Again, the speaker expresses her irritation that “You” has not only gotten close to her by getting around her walls, but now has gotten around the barrier of her physical body. Later, in “ooh,” after a formal relationship has been established, “You” gives the speaker the silent treatment, but it’s more than that, it’s “a white frozen sea / of cold ass motherfucker” (9-10). This seems to appease the speaker though; she says it’s “the greatest thing you’ve ever done” and “what’s nice about it / is / it’s something i can walk across” (4, 11-13). Unlike the first two examples, this instance of swearing is initiated by “You” to keep the speaker at bay. It does not seem to have the intended effect though, as the speaker uses this silence to get away from the “You,” a person who has elicited mixed feelings at best at this point.

Of course, that’s not to say that these scattered moments of swearing are the only force propelling these poems. Theobald also crafts many beautiful moments throughout, often using the barest of language. Sometimes, these moments occur when the speaker is at ease. In “when i’m a forest,” she says, “when i’m quiet in our love / i’m a quiet forest” (1-2). The speaker is pristine nature incarnate when she feels connected to "You." At a later point in the relationship in the poem “clash at demonhead,” the speaker says, “his mother holds me deeply / in a parking lot / a safety phrase” (1-3). The only solace provided in this poem comes with two women embracing, echoing other feminist threads in the book. I can’t help but imagine this scene like the end of Lost in Translation; in both, it’s not revealed what is said, but it feels like a tender moment has transpired.
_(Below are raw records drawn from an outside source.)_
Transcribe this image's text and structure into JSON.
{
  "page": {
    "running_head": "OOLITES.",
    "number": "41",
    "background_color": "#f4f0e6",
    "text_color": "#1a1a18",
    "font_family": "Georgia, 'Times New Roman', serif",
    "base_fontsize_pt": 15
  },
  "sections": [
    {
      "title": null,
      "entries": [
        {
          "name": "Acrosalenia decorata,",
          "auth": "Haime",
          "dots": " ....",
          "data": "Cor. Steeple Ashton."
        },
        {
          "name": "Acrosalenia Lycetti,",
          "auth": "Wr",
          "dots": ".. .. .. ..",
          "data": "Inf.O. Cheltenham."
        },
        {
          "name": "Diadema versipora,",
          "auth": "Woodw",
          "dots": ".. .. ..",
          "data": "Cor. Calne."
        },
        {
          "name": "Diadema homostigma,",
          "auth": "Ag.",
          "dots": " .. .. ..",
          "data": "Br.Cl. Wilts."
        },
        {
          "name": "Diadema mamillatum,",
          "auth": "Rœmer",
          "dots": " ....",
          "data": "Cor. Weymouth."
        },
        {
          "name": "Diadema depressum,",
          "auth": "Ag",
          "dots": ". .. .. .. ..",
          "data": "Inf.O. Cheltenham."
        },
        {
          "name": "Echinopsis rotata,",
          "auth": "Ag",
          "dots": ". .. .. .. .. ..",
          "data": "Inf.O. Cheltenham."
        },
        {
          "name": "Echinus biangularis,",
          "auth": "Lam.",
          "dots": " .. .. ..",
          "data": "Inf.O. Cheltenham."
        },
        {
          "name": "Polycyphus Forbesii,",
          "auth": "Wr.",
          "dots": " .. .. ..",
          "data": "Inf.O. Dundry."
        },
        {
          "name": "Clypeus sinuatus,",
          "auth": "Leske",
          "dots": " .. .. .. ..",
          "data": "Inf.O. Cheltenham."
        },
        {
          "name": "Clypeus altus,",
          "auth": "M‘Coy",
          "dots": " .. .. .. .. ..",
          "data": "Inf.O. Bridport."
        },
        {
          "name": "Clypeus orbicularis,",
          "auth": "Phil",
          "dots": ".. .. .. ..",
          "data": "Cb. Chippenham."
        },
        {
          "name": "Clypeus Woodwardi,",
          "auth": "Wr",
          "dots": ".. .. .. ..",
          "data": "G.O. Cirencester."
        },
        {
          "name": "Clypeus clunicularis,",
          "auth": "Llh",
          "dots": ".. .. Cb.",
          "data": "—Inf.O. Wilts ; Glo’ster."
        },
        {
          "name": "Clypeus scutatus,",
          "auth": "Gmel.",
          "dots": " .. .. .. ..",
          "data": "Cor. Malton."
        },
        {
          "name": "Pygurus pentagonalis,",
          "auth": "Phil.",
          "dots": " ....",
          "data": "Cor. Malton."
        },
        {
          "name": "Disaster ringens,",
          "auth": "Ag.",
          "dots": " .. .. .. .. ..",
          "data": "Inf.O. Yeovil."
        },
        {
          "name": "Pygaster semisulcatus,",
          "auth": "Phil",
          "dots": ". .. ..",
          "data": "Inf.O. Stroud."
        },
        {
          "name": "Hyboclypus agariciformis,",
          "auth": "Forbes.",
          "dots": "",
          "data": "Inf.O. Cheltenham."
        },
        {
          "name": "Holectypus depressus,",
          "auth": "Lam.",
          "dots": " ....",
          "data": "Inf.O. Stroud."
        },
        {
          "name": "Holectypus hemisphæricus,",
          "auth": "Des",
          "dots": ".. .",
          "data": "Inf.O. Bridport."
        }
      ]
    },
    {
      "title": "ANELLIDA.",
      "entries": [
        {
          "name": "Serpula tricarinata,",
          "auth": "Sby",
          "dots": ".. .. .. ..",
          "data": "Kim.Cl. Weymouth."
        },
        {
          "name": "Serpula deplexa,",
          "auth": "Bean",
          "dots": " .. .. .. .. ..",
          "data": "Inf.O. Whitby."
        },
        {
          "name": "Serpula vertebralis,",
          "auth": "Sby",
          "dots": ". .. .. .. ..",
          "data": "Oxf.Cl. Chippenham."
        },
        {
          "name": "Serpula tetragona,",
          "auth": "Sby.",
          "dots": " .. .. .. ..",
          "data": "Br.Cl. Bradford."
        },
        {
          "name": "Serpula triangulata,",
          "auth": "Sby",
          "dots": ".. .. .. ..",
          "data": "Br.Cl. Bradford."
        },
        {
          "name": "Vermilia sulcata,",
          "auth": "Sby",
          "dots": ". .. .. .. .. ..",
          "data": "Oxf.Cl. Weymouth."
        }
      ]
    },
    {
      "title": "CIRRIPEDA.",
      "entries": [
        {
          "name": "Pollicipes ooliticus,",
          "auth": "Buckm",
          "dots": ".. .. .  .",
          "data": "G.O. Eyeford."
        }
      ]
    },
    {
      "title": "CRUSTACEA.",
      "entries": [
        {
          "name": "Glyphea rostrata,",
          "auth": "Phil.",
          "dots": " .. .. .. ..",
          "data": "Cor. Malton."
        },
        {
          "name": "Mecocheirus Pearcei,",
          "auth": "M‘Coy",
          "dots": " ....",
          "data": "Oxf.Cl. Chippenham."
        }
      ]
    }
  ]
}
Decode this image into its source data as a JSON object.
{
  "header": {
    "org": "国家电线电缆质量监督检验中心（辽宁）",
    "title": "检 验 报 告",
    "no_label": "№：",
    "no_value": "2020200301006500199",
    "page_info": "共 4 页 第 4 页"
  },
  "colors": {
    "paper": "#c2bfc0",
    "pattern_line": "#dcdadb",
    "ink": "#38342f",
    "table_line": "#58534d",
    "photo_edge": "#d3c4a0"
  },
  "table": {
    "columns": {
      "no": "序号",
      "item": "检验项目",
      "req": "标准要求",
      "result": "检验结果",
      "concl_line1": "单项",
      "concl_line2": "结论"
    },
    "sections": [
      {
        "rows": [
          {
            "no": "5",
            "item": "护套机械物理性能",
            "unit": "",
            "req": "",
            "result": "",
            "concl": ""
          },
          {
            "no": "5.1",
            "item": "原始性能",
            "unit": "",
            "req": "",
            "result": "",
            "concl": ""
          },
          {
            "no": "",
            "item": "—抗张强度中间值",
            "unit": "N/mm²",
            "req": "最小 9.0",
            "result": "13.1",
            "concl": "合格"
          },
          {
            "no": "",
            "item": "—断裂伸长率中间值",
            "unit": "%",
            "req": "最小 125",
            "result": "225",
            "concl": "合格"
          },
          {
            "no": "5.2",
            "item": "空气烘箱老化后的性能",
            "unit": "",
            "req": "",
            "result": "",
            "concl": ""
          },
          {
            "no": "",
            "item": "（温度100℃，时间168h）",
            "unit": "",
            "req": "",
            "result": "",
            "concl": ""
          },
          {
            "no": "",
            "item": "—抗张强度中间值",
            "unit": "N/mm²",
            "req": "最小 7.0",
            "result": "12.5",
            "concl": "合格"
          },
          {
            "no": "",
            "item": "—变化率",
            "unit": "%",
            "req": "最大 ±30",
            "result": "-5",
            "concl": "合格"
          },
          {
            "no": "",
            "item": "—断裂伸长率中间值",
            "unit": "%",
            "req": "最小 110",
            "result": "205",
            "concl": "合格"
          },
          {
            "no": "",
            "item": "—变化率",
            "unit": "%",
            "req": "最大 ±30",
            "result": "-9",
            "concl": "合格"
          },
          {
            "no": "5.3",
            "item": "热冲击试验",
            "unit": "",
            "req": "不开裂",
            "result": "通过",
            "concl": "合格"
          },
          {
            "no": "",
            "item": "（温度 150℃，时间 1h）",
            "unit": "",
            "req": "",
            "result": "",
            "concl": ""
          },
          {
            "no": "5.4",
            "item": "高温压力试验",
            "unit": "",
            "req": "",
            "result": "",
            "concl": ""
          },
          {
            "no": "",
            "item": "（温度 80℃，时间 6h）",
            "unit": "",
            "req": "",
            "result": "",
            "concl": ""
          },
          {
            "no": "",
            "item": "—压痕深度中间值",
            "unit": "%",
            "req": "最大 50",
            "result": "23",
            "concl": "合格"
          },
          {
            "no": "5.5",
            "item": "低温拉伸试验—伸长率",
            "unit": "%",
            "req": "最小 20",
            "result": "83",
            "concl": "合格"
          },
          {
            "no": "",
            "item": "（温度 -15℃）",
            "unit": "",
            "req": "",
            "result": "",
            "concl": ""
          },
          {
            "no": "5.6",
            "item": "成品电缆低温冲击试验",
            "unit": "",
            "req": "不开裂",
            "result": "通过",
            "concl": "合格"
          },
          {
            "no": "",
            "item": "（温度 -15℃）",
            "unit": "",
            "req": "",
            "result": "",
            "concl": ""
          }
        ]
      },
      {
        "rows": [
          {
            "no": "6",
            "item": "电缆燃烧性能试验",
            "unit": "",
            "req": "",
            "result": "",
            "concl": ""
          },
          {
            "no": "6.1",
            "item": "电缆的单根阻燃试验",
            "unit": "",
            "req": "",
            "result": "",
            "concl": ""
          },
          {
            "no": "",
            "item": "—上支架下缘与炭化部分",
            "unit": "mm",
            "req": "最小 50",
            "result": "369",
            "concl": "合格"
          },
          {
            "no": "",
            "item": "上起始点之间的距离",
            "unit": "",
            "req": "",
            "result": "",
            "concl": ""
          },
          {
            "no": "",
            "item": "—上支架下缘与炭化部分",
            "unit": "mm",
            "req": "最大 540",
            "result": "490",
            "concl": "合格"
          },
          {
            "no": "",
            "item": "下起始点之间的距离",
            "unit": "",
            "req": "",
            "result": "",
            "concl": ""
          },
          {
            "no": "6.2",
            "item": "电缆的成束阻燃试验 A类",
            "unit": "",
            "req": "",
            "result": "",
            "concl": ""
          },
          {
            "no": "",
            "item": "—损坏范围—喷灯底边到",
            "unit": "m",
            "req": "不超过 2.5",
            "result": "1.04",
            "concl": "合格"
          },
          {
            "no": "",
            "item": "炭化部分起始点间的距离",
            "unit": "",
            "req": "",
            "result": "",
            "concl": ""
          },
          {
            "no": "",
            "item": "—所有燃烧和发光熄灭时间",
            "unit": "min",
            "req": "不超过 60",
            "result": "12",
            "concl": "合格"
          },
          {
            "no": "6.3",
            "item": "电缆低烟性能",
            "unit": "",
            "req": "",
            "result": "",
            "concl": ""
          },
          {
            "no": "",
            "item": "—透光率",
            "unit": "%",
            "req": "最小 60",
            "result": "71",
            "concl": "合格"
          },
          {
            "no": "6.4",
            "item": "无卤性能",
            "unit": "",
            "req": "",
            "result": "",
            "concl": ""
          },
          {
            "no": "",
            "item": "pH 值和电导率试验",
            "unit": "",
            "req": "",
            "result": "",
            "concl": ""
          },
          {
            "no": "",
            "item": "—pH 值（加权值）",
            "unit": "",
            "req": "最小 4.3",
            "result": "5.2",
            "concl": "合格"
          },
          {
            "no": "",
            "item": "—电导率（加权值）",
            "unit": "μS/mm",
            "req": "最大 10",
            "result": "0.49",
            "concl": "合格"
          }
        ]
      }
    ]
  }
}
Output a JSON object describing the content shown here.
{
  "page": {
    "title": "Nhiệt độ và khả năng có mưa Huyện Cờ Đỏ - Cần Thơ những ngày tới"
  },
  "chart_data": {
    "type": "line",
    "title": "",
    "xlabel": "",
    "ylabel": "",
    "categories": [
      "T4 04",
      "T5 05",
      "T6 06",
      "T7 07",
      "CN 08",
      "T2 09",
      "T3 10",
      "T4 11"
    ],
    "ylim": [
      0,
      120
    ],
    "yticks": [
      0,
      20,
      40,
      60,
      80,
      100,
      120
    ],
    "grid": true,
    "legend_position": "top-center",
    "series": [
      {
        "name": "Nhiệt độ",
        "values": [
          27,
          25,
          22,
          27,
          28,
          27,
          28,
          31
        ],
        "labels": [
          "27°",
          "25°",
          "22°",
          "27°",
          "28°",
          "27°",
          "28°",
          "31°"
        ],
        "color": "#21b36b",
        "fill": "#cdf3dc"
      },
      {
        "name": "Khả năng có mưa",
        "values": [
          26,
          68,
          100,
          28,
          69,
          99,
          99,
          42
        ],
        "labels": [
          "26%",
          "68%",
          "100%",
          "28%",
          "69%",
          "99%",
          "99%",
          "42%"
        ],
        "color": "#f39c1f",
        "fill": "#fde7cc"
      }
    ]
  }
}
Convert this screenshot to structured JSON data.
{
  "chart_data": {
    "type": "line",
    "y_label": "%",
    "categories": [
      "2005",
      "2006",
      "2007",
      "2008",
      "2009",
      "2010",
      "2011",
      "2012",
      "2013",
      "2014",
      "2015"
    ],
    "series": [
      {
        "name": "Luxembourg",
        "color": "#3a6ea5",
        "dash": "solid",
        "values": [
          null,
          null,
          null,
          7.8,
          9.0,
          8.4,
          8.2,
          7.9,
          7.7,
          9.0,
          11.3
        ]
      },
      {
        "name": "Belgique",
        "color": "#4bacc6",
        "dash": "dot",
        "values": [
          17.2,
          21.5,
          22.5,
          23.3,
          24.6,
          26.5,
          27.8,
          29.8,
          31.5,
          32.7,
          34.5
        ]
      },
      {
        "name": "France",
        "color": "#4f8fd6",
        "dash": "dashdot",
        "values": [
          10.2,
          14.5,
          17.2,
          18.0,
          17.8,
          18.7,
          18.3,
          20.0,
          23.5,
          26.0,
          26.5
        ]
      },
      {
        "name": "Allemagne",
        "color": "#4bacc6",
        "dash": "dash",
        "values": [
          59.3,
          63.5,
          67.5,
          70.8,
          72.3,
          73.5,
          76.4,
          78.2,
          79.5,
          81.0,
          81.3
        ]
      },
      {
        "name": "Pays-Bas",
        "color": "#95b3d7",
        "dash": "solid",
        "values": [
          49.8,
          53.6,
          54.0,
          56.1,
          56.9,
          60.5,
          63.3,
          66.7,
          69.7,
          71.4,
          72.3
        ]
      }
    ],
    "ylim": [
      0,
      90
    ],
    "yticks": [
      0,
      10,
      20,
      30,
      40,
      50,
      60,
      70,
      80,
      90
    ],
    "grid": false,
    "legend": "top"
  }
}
The most triumphant moment comes at the end of What My Hair Says About You. The book has tracked the beginning, middle, and now the end of the speaker’s relationship with “You.” Theobald ends with the poem, “alone by you”:

& i hate
your flowers
you have learned
to be sweet &
your flowers
it is the time when
you know
it is the last time
you will see
the woman
& she is
the most beautiful
this time 

— 1-13

“You” has sprung a last ditch effort to change, to convince the speaker to stay, but it’s too little, too late. “You” brings flowers and “learn[s] / to be sweet,” but that’s not enough (3-4). The speaker has grown throughout the course of the book; she feels good and we feel good that she can move on from a relationship that has caused so much conflict. In the title poem, Theobald writes, “i gave up something for you / & i’m not sure / what is was” (9-11). In the end, she gets that something back—she gets herself.